06 October 2015 09:28:41 IST

Rate cut may not rev up the property market

But sentiment got a substantial boost, says Knight Frank India’s chief economist

The 50 basis point repo rate cut by the RBI has brought cheer to real estate players. The sector, especially the residential property market, has been passing through tough times. Would this new round of interest rate reduction help catalyse the much-awaited turnaround? Samantak Das, Chief Economist and National Director at Knight Frank India, shares his views on the impact of the rate cut on the property market.

Do you think the residential realty sector will turn around with the recent rate reduction?

The rate reduction is like Diwali before Dussera for the realty sector. The rate cut is substantial as a sentiment booster. In my view it should help build traction in the residential property market. We have been witnessing a negative sales trend in major metros. Sales halved in the first half of 2015, compared to a year ago, in the National Capital Region (NCR). There has been over 30 per cent sales drop in Mumbai. Even Bengaluru, which seemed immune to the slowdown, is seeing softness. So, the rate cut would certainly help. That said, it will take time and I don’t see any improvements in the next three months. In fact, the year may turn out to be worse than 2014. But after three-six months, we can expect things to turn around.

From past data, what is the co-relation between interest rate and realty sector growth?

There are many distortions in the property market and it is not easy to spot theoretical demand-supply trends. There is also a lag of one to three quarters between lowering the interest rate and sales growth.

Growth depends on the consumer’s confidence in (overall) economic growth and their confidence that the developer will complete the project. Delays in handing over homes have been very rampant and buyers are frustrated. They have no recourse even if the project sees inordinate delays of over two years. These issues weigh on buyer demand, even if interest rates are benign. Developers are aware of these issues and they are focussing on handing over properties in time.

What are the other factors holding back a revival?

The rate cut may not lead to material improvement if developers, financial institutions and buyers do not act. For one, banks must aggressively transmit the rate cut to home buyers. There has been a reduction of 75 basis points since January 2015. But banks have only passed on about 30 basis points. Passing on the savings to consumers, over time, should help push up demand.

Developers have to find ways to rationalise sale prices as housing affordability is very low. The ratio of median house price to average annual income in major cities, such as NCR and Mumbai is over 10 times, much higher than our estimate of 4-4.5 times being affordable.

The ratio is slightly better in Chennai and Bengaluru, at 6-6.5 times, but it is still not affordable. There may be limitations for developers to reduce prices in projects that are already launched, but new launches must be priced competitively.

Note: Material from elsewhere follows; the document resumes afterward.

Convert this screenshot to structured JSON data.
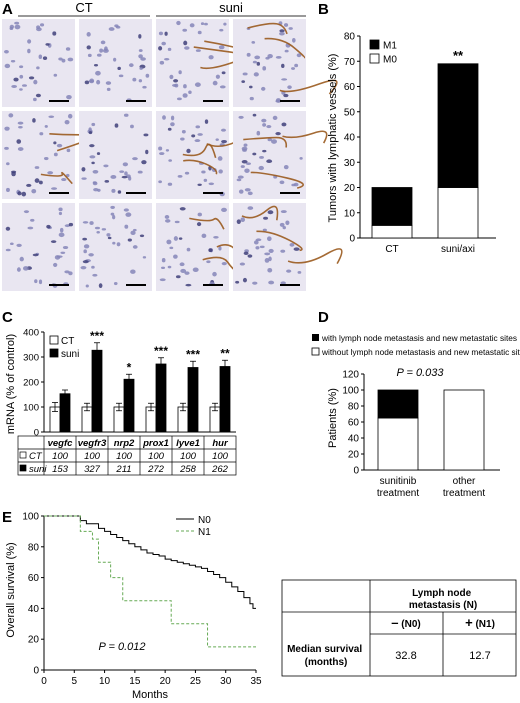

Also, making the ticket size small, by reducing the unit size without compromising liveability, is another way to help bring houses within a buyer’s purchasing range. We are seeing these trends in the last two months, but this needs to continue.

Home buyers are feeling the comfort in the economy. There is also government focus on infrastructure projects. The office market is picking up, implying strength in business. Buyers expect interest rates will continue to ease. They, however, need to regain their faith in the developer’s on-time delivery capability. There must be accountability by the authorities as well, if delays are due to slow approvals.

Are there any other policy measures that are required to boost the sector?

There is certainly a perception issue about the sector in the eyes of consumers and investors. Having a regulator for the sector will aid growth. For example, TRAI brought a lot of price rationalisation to the telecom sector. The financial sector saw fantastic evolution with SEBI and IRDA watching over.

'The Black Money Act will also help bring disciple in the economy and in the sector. Higher transparency will make it easy for developers to take lower-cost loans from banks and pass on the benefits.

As an asset class, what sort of returns can one expect from real estate?

Property investors cannot expect their investments doubling in two-three years, as was seen prior to 2008.

The push for better connectivity to business districts from peripheral locations and steps to create business centres outside city centres means a shift in the real estate market.

We can expect competitive returns, comparable or beating other asset classes, but cannot hope for speculative gains.